Another provision that HHS maintained relates to actuarial value, which is calculated as the percentage of total average costs for covered benefits. Bronze plans, for instance, have an actuarial value of 60%, which means consumers would cover the remaining 40%. The other levels are silver (70%), gold (80%), and platinum (90%). As in the final rule, HHS provided some leeway, saying health plans could meet those specified levels within plus or minus 2 percentage points. HHS created a downloadable AV calculator to help plans compute actuarial value.

The final rule clarified that the regulation does not bar insurers from using “reasonable management techniques” to control costs. Wednesday's rule also added requirements that plans ensure enrollee access to “clinically appropriate” drugs and specified that coverage requirements apply to FDA-approved drugs.
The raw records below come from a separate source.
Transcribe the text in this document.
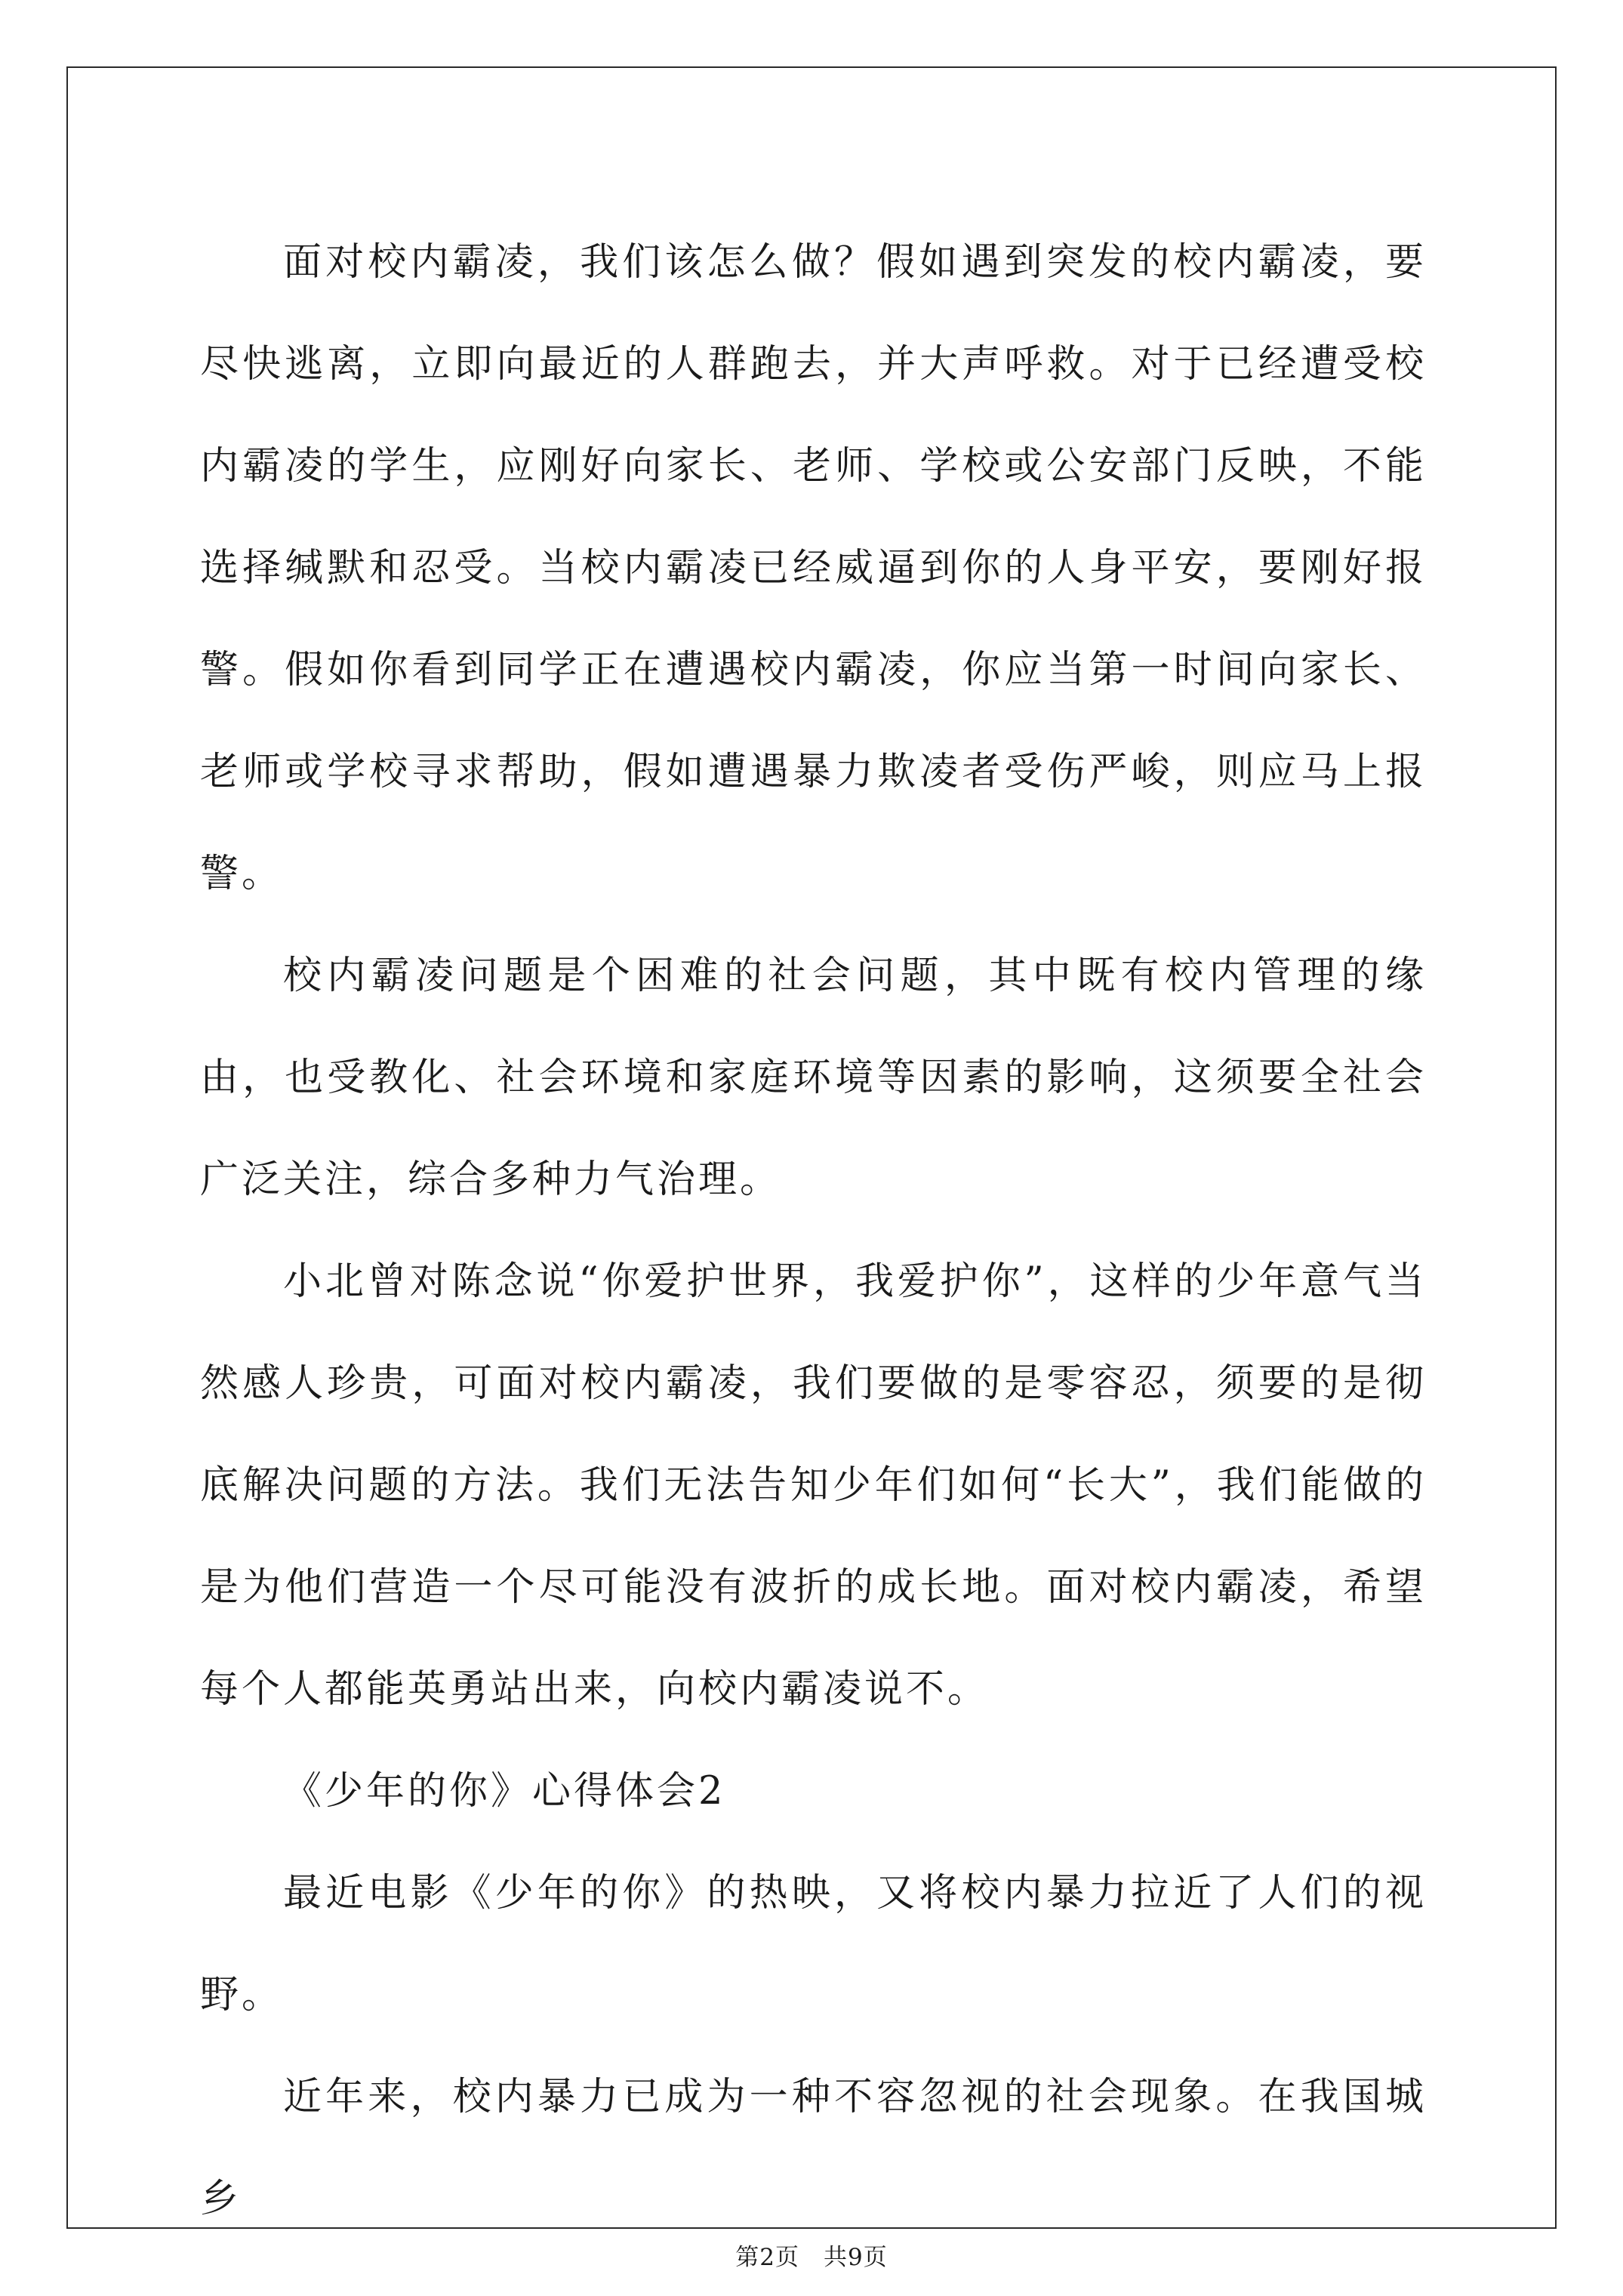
面对校内霸凌，我们该怎么做？假如遇到突发的校内霸凌，要尽快逃离，立即向最近的人群跑去，并大声呼救。对于已经遭受校内霸凌的学生，应刚好向家长、老师、学校或公安部门反映，不能选择缄默和忍受。当校内霸凌已经威逼到你的人身平安，要刚好报警。假如你看到同学正在遭遇校内霸凌，你应当第一时间向家长、老师或学校寻求帮助，假如遭遇暴力欺凌者受伤严峻，则应马上报警。

校内霸凌问题是个困难的社会问题，其中既有校内管理的缘由，也受教化、社会环境和家庭环境等因素的影响，这须要全社会广泛关注，综合多种力气治理。

小北曾对陈念说“你爱护世界，我爱护你”，这样的少年意气当然感人珍贵，可面对校内霸凌，我们要做的是零容忍，须要的是彻底解决问题的方法。我们无法告知少年们如何“长大”，我们能做的是为他们营造一个尽可能没有波折的成长地。面对校内霸凌，希望每个人都能英勇站出来，向校内霸凌说不。

《少年的你》心得体会2

最近电影《少年的你》的热映，又将校内暴力拉近了人们的视野。

近年来，校内暴力已成为一种不容忽视的社会现象。在我国城乡

第2页　共9页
And the regulation provided a time frame for plans to meet accreditation standards and qualify for participation in federally operated health insurance exchanges in at least 26 states. That approach will allow those exchanges to accept the accreditation that issuers already have for their commercial, Medicaid or exchange plans and phase in accreditation plans that don't have such accreditations. The method was meant to maximize the number of plans available in the coming exchanges, according to the rule, because such accreditation processes can take up to 18 months—far longer than the roughly 10 months remaining for the exchanges to become operational. A timeline for the accreditation of multistate plans will be set by the Office of Personnel Management, according to the rule.

In related news Wednesday, the U.S. Labor department offered answers to the most frequently asked questions about implementing various provisions of the Patient Protection and Affordable Care Act.